Iris fühlte das dringende Bedürfnis, noch einige Worte mit Hugh allein zu sprechen. Der Vorwand dafür bot sich von selbst dar durch die entfernte Lage des Gasthauses.
»Sie werden niemals allein den Rückweg finden,« sagte sie, »durch das Labyrinth von krummen und winkeligen Gassen in dieser alten Stadt. Warten Sie einen Augenblick auf mich, ich werde Sie führen.«
Mrs. Vimpany machte dagegen Einwendungen und sagte:
»Meine Liebe, das Dienstmädchen kann ja Ihrem Freund den Weg zeigen.«
Iris hielt jedoch lachend an ihrem Entschlusse fest und eilte hinweg in ihr Zimmer. Mrs. Vimpany fügte sich in der liebenswürdigsten Weise diesem Beschluß. Die Beweggründe Miß Henleys konnten für sie kaum klarer sein, wenn Iris sie offen bekannt hätte.
»Welch ein reizendes Mädchen!« sagte sie zu Mountjoy, als sie allein war. »Wenn ich ein Mann wäre, so würde Miß Iris gerade die junge Dame sein, in die ich mich verlieben könnte.« Sie blickte bedeutungsvoll zu Mountjoy hin, da er aber nichts darauf erwiderte, fuhr sie fort: »Miß Henley muß schon viele Gelegenheiten gehabt haben, sich zu verheiraten, aber ich fürchte, der Rechte ist noch nicht erschienen.« Noch einmal blickte sie mit ihren sprechenden Augen herausfordernd auf Mountjoy, aber wiederum schwieg er still.

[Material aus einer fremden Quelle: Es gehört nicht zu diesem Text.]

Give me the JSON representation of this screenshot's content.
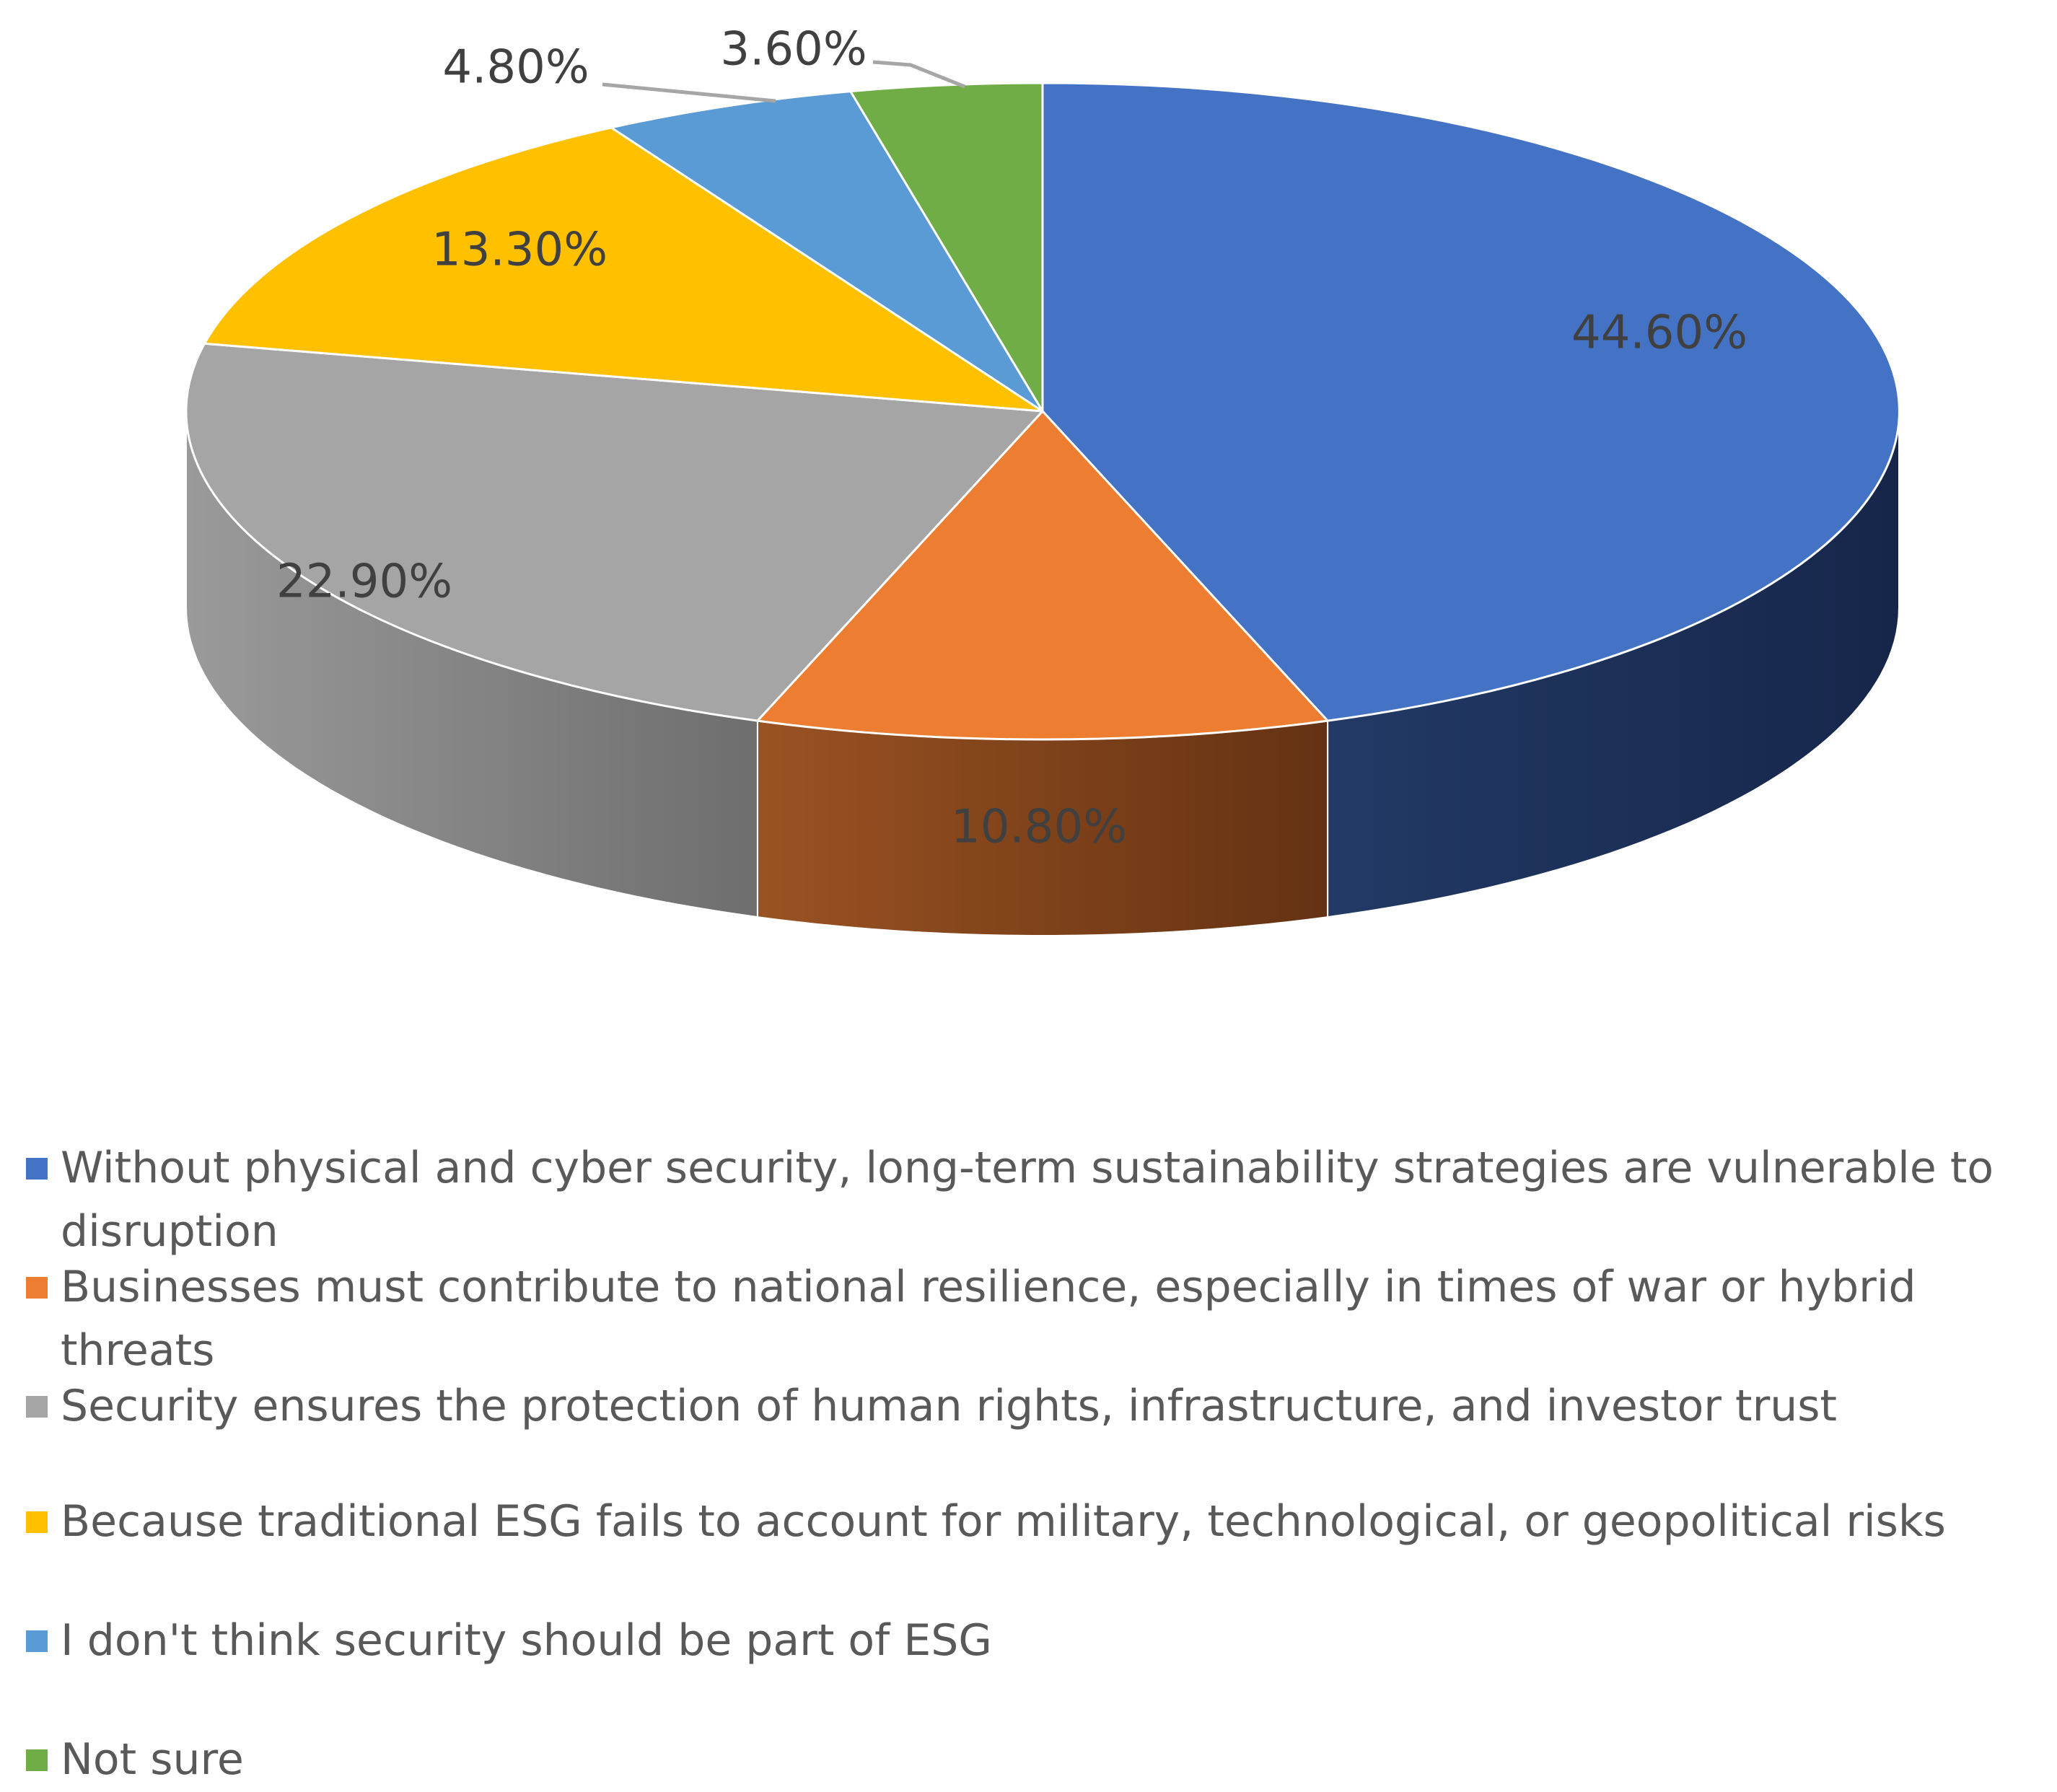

Manche Frauen lassen sich leicht entmutigen; aber die unergründliche Mrs. Vimpany war eine von den anderen Frauen; sie war noch nicht fertig mit Mountjoy und lud ihn daher für den nächsten Tag zu Tische ein.
»Wir speisen schon sehr früh, um drei Uhr,« sagte sie bescheiden. »Bitte, geben Sie uns die Ehre. Ich hoffe dann bestimmt, das Vergnügen zu haben, Ihnen meinen Gatten vorstellen zu können.«
Mountjoy hatte gute Gründe, die Bekanntschaft mit Mr. Vimpany zu wünschen. Als er die Einladung annahm, kehrte Miß Henley zurück, um ihn nach dem Gasthof zu begleiten.
Iris richtete an Hugh, sobald sie das Haus des Doktors verlassen hatten, die unvermeidliche Frage:
»Nun, was sagen Sie jetzt zu Mrs. Vimpany?«
»Meiner Ansicht nach muß sie eine Schauspielerin gewesen sein,« antwortete Mountjoy, »und benützt jetzt ihre auf der Bühne gemachten Erfahrungen im gewöhnlichen Leben.«
»Was beabsichtigen Sie nun zunächst zu thun?«
»Ich beabsichtige zu warten und mir morgen den Gatten von Mrs. Vimpany anzusehen.«
»Warum?«
»Mrs. Vimpany, liebe Iris, ist mir zu gescheit. Wenn sie – ganz abgesehen davon, ob es sich in Wirklichkeit so verhält oder nicht – wenn sie in der That Lord Harrys Kreatur ist, von ihm beauftragt, Sie zu überwachen und ihm mitzuteilen, wo Sie für die nächste Zeit in England Ihren Aufenthalt nehmen, dann will ich gern zugestehen, daß sie mich vollständig getäuscht hat. Wenn dies der Fall ist, so kann es gerade leicht möglich sein, daß ihr Gatte kein so vollendeter und ausgezeichneter Betrüger ist wie sein Weib. Und dann bin ich auch im stande, ihn zu durchschauen. Ich kann natürlich nur den Versuch machen.«
Iris seufzte.
»Ich möchte fast hoffen,« sagte sie, »daß Sie keinen Erfolg hätten.«
Mountjoy war betroffen über diese Worte und suchte das auch nicht zu verbergen.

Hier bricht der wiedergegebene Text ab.